Virulence analysis in murine models of infection. (A) Three-day infection model. Kidney burden, percentage weight loss, and outcome scores for mice (n = 6) infected with the indicated strains. Comparison of WT, ppn1Δ ppx1Δ+PPN1, and ppn1Δ ppx1Δ+PPX1 strain-infected mice with ppn1Δ ppx1Δ strain-infected mice by Kruskal-Wallis statistical analysis demonstrated a significant difference with ppn1Δ ppx1Δ strain-infected mice across all three parameters. ns, not significant; *, P < 0.05. (B) Twenty-eight-day survival model. Mice were injected with the same strains as for panel A, and survival was monitored daily. Survival curves were created using 10 mice per group except for the ppn1Δ ppx1Δ+PPX1 strain (n = 9). Comparing survival of each strain with WT cells, only ppn1Δ ppx1Δ cells were highly significantly different (Kruskal-Wallis nonparametric test).

FIG 8

Activation of Pho4 is inhibited when polyP mobilization is hindered.
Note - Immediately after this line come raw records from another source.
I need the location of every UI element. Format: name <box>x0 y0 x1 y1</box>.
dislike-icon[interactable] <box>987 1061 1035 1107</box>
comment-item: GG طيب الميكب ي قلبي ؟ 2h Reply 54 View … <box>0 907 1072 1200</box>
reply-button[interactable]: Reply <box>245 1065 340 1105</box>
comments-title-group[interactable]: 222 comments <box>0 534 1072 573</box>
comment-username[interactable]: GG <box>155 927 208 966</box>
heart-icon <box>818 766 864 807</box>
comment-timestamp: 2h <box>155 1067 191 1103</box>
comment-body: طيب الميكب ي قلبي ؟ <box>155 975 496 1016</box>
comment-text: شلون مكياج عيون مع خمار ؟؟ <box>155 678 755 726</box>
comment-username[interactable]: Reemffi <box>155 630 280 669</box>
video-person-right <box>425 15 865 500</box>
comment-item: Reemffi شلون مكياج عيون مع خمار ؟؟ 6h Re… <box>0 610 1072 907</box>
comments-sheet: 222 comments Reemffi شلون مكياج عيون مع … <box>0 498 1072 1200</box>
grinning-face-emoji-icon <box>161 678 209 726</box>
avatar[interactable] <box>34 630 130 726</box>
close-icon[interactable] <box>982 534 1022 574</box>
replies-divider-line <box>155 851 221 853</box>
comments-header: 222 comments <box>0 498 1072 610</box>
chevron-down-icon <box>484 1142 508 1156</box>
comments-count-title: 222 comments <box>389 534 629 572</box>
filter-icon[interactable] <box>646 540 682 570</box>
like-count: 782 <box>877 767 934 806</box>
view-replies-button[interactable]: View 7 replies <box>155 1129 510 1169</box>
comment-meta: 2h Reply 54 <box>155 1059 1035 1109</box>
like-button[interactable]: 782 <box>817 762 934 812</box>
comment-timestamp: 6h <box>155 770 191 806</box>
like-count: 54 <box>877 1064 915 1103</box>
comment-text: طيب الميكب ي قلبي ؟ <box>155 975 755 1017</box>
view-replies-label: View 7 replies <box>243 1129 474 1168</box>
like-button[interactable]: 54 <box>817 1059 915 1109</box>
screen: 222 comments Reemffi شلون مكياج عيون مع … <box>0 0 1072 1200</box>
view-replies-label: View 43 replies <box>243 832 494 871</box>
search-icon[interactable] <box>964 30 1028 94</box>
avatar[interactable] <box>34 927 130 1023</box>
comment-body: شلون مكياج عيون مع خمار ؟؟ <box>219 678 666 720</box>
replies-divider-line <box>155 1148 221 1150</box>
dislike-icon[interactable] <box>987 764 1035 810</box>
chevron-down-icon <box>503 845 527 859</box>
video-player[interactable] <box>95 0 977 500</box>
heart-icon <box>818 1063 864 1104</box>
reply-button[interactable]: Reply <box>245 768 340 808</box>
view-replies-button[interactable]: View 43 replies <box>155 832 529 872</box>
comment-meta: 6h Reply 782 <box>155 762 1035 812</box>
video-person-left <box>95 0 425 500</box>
Growth of wild-type C. albicans cells in P_i-limiting medium stimulates polyP mobilization, the nuclear accumulation of Pho4, and the induction of Pho4-dependent genes with roles in P_i acquisition. However, in cells lacking the Ppn1 and Ppx1 polyphosphatases, polyP mobilization is dramatically impaired following growth in P_i-limiting medium. Furthermore, Pho4 fails to accumulate in the nucleus and activate P_i acquisition genes. This suggests that an inability to mobilize polyP in C. albicans prevents the activation of Pho4. In S. cerevisiae, Pho4 is activated following P_i limitation via Pho81 inhibition of the Pho80-Pho85 cyclin-CDK complex, which negatively regulates Pho4. It is unknown if C. albicans Pho4 is regulated in the same way (as indicated by the dashed lines), but it is possible that polyP presence interferes with mechanism by which the cell senses P_i-limiting environments. The figure was created with BioRender.com.